Derrière chaque tente se cache une longue histoire de souffrance, débutant par un départ soudain et s’achevant par des nuits sans sommeil, où les lointains bombardements se mêlent aux pleurs des plus jeunes, rendant la nuit aussi interminable que la guerre elle-même.
Dans cet espace déchiré entre la vie et le néant, l’équipe de l’UJFP a organisé une séance intitulée : Mon espace sûr : une session pour s’exprimer et retrouver le calme, dans une tentative de semer une graine de sérénité dans une terre dépourvue de toute sécurité.
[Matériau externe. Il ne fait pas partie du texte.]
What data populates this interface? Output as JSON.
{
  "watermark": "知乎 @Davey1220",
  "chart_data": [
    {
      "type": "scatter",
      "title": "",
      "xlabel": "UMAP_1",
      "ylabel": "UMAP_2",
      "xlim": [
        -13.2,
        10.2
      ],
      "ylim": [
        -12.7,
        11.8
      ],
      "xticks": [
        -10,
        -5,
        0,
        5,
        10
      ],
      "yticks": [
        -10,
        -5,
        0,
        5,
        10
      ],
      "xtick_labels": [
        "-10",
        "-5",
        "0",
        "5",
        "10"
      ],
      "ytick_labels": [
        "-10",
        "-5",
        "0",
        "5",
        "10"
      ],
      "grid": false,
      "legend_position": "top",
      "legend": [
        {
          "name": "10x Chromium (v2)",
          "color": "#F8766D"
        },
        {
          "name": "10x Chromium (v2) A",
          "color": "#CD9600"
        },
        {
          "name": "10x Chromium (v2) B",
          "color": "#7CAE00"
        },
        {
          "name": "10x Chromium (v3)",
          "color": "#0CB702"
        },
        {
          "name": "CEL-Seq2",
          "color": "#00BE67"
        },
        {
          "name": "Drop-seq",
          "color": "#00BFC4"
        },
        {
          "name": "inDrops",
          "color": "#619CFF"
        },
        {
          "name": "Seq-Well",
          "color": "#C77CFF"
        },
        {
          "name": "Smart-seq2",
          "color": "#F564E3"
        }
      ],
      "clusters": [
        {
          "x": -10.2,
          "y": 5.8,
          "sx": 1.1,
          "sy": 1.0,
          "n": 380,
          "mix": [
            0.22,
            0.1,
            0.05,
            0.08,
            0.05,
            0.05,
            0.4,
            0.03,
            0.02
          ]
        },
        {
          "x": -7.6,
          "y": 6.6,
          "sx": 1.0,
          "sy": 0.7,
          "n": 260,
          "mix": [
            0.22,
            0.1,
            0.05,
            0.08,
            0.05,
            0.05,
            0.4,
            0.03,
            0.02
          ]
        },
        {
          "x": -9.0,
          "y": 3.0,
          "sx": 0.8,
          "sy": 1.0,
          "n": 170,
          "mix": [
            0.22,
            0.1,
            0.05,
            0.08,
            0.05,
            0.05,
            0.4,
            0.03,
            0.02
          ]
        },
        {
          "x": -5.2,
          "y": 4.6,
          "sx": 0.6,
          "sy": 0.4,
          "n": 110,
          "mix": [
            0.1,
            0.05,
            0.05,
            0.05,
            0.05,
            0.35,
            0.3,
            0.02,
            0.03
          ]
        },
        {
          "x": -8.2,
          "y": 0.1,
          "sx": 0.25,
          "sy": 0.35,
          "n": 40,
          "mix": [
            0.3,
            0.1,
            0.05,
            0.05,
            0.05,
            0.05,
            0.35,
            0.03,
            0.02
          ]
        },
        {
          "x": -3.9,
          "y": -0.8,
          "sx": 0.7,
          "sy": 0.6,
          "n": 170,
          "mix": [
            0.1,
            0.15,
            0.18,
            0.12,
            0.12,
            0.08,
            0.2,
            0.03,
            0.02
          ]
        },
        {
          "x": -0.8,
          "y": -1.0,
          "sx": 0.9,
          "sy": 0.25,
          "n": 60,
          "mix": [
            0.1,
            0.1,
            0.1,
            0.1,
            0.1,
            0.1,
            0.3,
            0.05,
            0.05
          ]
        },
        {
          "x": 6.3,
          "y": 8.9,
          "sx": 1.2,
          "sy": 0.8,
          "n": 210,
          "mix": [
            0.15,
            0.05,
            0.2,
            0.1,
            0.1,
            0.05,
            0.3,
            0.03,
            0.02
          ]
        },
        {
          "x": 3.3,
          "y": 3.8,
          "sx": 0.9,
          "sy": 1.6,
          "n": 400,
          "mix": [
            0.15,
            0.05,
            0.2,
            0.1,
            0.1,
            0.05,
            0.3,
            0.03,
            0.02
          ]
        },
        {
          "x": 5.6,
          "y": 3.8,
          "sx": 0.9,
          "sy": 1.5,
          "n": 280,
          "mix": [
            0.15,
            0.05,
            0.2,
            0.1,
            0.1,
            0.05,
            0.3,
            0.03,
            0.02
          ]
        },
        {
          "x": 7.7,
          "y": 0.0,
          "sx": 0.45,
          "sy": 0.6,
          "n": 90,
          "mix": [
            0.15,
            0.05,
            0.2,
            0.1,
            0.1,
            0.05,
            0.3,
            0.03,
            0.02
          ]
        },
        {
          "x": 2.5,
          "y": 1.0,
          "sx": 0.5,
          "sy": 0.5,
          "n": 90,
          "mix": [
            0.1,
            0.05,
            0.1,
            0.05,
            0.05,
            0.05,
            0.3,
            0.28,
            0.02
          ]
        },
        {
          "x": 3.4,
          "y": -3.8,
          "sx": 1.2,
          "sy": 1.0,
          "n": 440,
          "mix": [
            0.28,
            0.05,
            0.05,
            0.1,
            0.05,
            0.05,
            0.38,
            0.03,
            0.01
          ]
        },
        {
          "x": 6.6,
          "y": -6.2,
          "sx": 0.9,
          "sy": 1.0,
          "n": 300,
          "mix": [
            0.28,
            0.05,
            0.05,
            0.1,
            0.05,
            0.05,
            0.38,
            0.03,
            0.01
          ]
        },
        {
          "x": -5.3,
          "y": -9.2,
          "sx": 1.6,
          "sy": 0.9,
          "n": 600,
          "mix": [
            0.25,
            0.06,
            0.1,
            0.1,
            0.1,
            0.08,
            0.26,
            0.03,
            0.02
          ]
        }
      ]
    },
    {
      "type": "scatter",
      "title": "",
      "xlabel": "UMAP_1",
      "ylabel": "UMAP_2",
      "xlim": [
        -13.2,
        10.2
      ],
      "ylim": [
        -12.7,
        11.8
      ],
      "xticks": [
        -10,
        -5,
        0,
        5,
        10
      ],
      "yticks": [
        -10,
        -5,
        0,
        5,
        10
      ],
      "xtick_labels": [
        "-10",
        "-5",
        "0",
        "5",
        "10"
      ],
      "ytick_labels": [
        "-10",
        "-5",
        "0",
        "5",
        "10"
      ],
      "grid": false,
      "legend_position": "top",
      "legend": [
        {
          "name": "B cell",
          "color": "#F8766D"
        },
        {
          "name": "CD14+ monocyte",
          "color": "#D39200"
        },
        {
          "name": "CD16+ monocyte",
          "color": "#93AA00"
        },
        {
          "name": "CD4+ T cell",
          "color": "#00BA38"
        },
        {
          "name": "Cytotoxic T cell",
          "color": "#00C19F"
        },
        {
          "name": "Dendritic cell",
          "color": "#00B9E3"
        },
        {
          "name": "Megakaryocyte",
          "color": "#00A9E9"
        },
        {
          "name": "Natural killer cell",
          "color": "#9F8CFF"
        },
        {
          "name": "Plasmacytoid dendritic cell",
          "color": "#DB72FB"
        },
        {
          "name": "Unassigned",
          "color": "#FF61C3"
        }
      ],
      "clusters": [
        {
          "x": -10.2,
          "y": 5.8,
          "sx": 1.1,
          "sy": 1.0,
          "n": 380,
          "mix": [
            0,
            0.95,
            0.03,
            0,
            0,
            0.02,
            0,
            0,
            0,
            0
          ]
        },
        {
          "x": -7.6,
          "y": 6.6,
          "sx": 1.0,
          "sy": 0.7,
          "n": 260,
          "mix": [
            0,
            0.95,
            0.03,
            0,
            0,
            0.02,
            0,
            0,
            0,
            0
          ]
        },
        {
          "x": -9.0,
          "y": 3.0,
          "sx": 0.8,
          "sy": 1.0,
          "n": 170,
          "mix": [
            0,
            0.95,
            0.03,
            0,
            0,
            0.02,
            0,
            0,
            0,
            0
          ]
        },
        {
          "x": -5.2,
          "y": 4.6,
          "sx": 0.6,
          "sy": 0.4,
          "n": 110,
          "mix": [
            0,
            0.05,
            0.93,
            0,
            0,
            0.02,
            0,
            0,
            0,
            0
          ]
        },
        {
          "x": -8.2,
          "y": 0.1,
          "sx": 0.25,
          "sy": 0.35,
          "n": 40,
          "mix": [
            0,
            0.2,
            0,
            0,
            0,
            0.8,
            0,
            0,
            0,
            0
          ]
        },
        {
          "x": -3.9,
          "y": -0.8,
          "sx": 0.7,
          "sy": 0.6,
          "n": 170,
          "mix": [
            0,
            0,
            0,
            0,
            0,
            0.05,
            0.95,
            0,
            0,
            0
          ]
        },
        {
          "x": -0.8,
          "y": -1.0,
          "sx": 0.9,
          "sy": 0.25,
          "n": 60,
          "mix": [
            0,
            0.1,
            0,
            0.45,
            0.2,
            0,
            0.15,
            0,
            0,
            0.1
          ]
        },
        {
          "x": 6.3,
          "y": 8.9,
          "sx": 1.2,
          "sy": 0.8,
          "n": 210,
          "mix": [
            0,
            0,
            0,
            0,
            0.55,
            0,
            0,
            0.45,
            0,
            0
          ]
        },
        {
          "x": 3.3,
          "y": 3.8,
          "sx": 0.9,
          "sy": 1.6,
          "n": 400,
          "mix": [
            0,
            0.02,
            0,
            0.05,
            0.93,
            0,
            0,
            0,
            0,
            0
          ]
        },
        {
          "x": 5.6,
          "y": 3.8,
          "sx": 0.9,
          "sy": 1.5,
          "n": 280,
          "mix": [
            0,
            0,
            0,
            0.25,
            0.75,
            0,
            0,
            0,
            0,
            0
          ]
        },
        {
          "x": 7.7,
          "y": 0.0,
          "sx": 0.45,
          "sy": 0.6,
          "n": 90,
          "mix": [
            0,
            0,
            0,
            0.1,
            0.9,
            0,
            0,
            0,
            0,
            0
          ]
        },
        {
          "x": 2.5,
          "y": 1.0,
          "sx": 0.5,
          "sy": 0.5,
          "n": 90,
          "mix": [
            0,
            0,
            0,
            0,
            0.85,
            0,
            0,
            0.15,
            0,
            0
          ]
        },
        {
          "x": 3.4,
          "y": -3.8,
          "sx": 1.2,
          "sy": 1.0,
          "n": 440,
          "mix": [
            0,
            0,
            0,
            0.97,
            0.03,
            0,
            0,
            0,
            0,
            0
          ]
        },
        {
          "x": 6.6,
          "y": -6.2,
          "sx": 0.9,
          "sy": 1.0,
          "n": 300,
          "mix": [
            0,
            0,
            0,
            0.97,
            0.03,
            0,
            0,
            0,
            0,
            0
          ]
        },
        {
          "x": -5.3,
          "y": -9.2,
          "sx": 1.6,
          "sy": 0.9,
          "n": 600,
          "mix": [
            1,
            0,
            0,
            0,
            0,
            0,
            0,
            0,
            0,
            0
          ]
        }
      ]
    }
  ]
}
Trente femmes, toutes déplacées, toutes brisées de l’intérieur, se sont présentées à la séance. En entrant dans la tente du camp Al-Hurriya, elles semblaient fuir l’enfer extérieur pour un instant d’oasis, un moment où l’âme pouvait respirer sans peur.
La séance s’ouvrit sur une introduction les invitant à nommer leurs émotions, à donner des mots à ce qui pesait sur leurs poitrines depuis plus de deux ans.
L’une d’elles murmura: « Le problème n’est pas que je suis triste, mais que je n’ai jamais trouvé un endroit où j’ai le droit d’être triste. »
Cette seule phrase résumait la douleur de tout un camp. Car ici, il n’y a pas le luxe de s’abandonner au chagrin ; la survie impose ses lois cruelles et la patience devient un rituel quotidien, comme le pain et l’eau.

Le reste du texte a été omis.